Now they can justify it all they want but they have failed. They have utterly failed. Its almost parasitic. They're sucking the life out of the public purse just so they can get up every morning and fail. Fuck if I had failed for 40 years to even put a dent in the supply of drugs, so comprehensively failed I would be thinking of putting my service revolver in my mouth and firing.
So in the last ten years we have spent over $160b on fighting illegal drugs. In that time $150b left the country, went to the Mafia, triads and Cartels. Thousands of people suffered fatal and non-fatal overdoses, and the supply of drugs was barely untroubled. Tens of thousands have died in the drug wars and we have lost billions indirect productivity.
That money could have been spent on two NBNs! Or several high speed railway networks. Think of the huge benefit we could have gotten from that. Instead it just went down the fucking loo into the pockets of cops, judges and prison offiers who end up doing failing over and over and over. The definition of madness is arresting the same people over and over, giving them lectures, letting judges look down their noises and tell everyone how the offender is rotten, and yet see them over and over again even after serving custodial sentences. If prison worked as a deterrent we would have no drugs in society and yet the huge fucking irony is that there are more drugs in prison then there are outside it.
So going back to the fucking police. They could put their foot down and stop enforcing a law that simply is illogical and an utter failure. They could insist like they often do via the police associations and other bodies that illegal drug laws should be appealed and that the matter dealt with as a health issue, managed within a similar framework as is the NSW Opioid Treatment Program (OTP) is run in.

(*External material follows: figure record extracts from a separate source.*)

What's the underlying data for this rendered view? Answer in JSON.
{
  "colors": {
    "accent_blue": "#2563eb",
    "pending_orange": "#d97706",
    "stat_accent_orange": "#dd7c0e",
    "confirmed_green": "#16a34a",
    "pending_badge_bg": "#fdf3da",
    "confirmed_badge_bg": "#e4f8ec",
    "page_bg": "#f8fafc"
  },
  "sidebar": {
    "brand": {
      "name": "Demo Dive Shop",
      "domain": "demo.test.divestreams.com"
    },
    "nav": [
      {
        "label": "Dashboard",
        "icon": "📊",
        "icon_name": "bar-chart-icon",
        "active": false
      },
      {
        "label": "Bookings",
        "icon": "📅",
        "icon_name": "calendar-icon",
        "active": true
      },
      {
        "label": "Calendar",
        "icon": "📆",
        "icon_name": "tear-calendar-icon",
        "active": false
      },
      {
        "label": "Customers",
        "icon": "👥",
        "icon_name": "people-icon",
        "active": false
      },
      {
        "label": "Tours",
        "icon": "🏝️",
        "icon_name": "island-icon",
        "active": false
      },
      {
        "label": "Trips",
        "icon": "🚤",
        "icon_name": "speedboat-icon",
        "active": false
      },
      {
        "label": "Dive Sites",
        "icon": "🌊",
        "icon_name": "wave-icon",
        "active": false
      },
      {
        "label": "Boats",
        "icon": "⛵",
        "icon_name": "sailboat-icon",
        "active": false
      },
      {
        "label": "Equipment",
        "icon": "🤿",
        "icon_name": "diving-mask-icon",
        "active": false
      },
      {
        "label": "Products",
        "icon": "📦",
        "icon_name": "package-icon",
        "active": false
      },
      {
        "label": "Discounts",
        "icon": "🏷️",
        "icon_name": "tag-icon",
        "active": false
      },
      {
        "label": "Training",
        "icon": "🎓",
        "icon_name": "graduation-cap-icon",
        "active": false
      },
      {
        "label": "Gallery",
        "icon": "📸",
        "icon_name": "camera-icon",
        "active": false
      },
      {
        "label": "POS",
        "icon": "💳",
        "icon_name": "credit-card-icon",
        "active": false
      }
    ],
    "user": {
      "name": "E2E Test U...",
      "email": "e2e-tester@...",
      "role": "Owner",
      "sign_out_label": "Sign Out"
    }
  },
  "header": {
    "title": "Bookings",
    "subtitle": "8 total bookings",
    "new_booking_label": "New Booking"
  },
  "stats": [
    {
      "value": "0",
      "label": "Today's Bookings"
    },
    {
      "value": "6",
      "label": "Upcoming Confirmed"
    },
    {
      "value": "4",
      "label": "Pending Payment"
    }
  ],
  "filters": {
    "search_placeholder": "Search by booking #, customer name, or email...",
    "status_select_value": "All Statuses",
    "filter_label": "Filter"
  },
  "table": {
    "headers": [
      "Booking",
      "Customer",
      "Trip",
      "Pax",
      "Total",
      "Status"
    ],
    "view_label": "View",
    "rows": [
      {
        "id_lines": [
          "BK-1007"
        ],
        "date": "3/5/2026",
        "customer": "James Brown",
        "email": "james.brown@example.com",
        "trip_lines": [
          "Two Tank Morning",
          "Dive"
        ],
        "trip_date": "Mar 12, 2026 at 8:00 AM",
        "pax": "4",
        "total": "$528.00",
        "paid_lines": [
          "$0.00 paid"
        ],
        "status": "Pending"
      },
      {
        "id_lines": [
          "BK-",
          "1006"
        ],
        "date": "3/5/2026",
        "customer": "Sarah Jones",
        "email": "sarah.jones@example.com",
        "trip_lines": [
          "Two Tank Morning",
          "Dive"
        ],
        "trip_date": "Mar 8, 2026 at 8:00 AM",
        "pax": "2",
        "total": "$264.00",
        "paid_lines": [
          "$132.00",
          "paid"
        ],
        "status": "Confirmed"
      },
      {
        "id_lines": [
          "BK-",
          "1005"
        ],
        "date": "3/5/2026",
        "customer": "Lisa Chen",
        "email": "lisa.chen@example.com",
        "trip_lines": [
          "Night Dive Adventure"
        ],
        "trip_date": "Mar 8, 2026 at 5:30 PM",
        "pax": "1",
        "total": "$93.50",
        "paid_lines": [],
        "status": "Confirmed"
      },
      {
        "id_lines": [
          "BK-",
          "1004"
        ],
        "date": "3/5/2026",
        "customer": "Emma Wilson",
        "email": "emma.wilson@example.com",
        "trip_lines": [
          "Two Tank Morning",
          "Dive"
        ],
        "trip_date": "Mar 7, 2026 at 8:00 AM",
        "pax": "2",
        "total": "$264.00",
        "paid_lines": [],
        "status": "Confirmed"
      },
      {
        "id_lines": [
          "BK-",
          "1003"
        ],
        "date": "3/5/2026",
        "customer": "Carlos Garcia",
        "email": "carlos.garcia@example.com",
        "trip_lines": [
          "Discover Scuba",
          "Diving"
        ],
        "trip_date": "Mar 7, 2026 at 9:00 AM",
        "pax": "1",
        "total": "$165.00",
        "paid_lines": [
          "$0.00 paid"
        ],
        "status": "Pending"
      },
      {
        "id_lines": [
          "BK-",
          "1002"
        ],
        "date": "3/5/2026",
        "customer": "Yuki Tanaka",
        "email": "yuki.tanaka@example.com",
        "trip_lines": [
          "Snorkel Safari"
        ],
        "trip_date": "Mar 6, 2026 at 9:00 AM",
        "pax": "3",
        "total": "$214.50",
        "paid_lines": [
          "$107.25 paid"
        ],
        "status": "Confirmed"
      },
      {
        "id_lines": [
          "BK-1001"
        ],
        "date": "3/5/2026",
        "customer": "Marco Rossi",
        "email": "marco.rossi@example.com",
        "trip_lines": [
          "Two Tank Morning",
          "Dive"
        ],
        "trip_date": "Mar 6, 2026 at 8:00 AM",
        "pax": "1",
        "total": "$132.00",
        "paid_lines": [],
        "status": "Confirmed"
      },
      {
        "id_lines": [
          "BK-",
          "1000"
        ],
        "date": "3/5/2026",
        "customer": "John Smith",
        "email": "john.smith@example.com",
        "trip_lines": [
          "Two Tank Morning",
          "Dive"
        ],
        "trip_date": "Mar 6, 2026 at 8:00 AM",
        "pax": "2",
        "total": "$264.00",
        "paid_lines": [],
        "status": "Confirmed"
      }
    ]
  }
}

Instead of limiting that program to methadone and suboxone, widening it to the drugs like heroin, meth and coke. Functionally non-violent drug users with stable housing and employment would get takeaways whilst dysfunctional violent drug users would require on site daily dosing until they stabilised, ceased being violent and improved their housing, employment and relationship outcomes. Conversely cannabis, LSD, MDMA, Peyote, Mushrooms and so could be distributed by heavily regulated non-for profit co-ops who could run dispensaries, clubs and cafes. All with legislated set margins. Requiring medically trained staff, trip sitters, free water and a system to track usage and avoid overdoses.
Billions in laundered money would appear in our economy. billions in property crime would stop. Our insurance premiums would markedly reduce, hundreds of fatal overdoses would stop and the early intervention programs to stop the next generation of abused kids could be implemented. High risk families offered supervised public housing. Moderately risk
And all this if the police took a stand and stop doing the wrong thing.